GCG stands for “Governance Commission for Government-Owned and -Controlled Corporations,” or GOCCs for short. We should know more about GCG because it is a fine example of how professional executives and staff can do well in a government agency. Perhaps, partly, it’s because all GCG employees are fresh recruits without the stale habits of old bureaucrats. GCG takes its mission seriously:
“The GCG is an efficient and effective central advisory, oversight and monitoring body with authority to formulate and implement policies in the active exercise of the State’s ownership rights over GOCCs, thereby ensuring their financial viability and fiscal discipline, through adherence to the highest standards of corporate governance.”

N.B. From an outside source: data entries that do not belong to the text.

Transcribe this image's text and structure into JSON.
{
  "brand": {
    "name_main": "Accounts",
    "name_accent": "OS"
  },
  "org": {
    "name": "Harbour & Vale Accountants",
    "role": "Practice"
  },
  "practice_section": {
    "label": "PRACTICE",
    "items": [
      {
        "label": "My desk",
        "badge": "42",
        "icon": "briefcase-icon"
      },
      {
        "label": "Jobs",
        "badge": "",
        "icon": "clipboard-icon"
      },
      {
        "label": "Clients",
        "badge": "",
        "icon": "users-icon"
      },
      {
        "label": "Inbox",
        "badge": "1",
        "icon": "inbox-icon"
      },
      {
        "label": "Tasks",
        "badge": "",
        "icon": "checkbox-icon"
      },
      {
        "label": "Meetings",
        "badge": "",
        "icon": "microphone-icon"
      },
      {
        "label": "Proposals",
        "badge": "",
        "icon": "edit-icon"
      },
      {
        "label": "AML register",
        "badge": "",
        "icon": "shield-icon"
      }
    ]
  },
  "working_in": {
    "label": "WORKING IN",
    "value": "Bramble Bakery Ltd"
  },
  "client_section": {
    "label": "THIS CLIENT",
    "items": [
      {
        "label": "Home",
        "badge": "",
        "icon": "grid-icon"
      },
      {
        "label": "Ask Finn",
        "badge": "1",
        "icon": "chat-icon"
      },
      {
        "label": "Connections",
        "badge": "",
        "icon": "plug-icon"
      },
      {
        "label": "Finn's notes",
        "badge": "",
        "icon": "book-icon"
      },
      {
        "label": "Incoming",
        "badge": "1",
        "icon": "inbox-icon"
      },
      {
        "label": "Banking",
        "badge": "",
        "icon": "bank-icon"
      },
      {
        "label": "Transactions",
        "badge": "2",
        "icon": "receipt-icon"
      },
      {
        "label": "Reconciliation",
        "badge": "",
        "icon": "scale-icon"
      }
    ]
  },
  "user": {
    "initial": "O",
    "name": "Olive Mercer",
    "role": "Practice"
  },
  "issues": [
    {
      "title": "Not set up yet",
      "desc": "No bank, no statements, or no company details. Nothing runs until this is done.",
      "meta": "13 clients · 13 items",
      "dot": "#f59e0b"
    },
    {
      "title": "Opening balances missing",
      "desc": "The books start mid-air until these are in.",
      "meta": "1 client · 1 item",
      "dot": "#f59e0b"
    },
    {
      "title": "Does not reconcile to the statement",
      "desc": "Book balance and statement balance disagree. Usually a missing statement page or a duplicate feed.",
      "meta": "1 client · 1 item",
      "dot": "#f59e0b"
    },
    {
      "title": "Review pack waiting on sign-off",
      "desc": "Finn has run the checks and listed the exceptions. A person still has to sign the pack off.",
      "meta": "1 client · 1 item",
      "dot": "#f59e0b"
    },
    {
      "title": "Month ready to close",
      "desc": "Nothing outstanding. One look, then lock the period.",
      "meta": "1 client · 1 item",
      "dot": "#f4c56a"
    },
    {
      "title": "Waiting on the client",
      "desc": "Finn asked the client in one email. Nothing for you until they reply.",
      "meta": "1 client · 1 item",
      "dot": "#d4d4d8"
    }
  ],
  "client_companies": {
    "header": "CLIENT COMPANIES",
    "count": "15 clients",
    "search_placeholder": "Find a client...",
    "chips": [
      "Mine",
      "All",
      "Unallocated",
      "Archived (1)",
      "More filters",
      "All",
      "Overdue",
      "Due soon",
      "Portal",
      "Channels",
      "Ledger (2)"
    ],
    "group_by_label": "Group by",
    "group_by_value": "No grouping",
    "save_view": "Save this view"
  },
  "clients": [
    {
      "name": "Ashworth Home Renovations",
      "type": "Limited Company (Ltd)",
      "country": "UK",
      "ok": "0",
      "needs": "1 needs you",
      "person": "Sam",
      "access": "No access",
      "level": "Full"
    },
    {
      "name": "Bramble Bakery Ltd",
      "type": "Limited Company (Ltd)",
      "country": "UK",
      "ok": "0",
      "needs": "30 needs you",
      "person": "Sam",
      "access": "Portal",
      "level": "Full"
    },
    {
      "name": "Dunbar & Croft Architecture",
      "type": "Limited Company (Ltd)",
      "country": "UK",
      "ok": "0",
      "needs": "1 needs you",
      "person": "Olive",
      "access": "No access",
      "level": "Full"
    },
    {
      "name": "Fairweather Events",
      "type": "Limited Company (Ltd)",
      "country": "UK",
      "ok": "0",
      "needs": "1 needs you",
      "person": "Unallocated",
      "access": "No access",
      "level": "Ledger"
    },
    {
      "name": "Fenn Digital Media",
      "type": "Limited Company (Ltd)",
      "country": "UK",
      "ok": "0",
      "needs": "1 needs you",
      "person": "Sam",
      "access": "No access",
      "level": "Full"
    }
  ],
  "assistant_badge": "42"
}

By 2020, their vision statement declares, “the GCG shall have transformed the GOCC sector into a significant tool of the State in the attainment of inclusive economic growth and development.”
We might recall that President Aquino had revealed in a State of the Nation Address the abuses of some GOCCs whose boards compensated themselves scandalously, pointing out the abominable example of Metropolitan Waterworks and Sewerage System. This prompted the quick enactment of Republic Act 10149 that created GCG as the agency to implement reforms in the public corporate sector.
The GCG 2015 annual report is not out yet, but its 2014 annual report provides enough evidence that much has been achieved since October 16, 2011 when GCG was constituted.
A quick performance indicator might be to look at the reduced number of GOCCs: 140 in 2011, down to 102 in 2012. The reasons for abolishing some GOCCs were basically because they were losing money or had redundant or duplicating functions; were no longer cost efficient; were no longer achieving objectives; or were nonoperational. Some were doing activities best carried out by the private sector.
From the abolition of operational GOCCs, the estimated annual cost savings amount to P1.27 billion. From the liquidation of nonoperational GOCCs, the estimated amount for redistribution to various government agencies or priority projects was P2.7 billion. An interesting item: The National Agribusiness Corp. which was used as a conduit for the release of Priority Development Assistance Fund to non-governmental organizations linked to the PDAF scam, had operated at a cumulative loss from P0.98 billion in 2007 to P1.70 billion in 2011! Nobody was watching!
From a financial overview, GCG reports that: “The contribution of the GOCC sector to the economy remains significant as total GOCC revenues increased from P641 billion in 2010 to P908 billion in 2014, or 7.59 percent of the 2014 GDP, or $272.02 billion…. Total comprehensive income from operations rebounded from P134 billion in 2013 to P257 billion in 2014 with 75 percent of GOCCs posting a net profit.”
It would be a very narrow way of evaluation, of course, to look at the GOCC sector simply from a financial viewpoint. Rationalizing the GOCC portfolio has involved the introduction of “structural reforms designed to steer GOCCs toward responsible, transparent and accountable governance as the foundation for delivering sustainable and breakthrough results.”
We identify just two examples: the introduction of the “balanced scorecard” as the official platform for results-based management; and the adoption of a position classification and compensation structure for universal application to GOCCs. These are very important components to reforming GOCCs to management effectiveness.
This piece is a bit tedious reading, but we do wish to underscore—there are a lot of good things going on at GCG. And we must give credit to the leadership there, Chairman Cesar L. Villanueva and the two commissioners, Rainier B. Butalid and Ma. Angela E. Ignacio.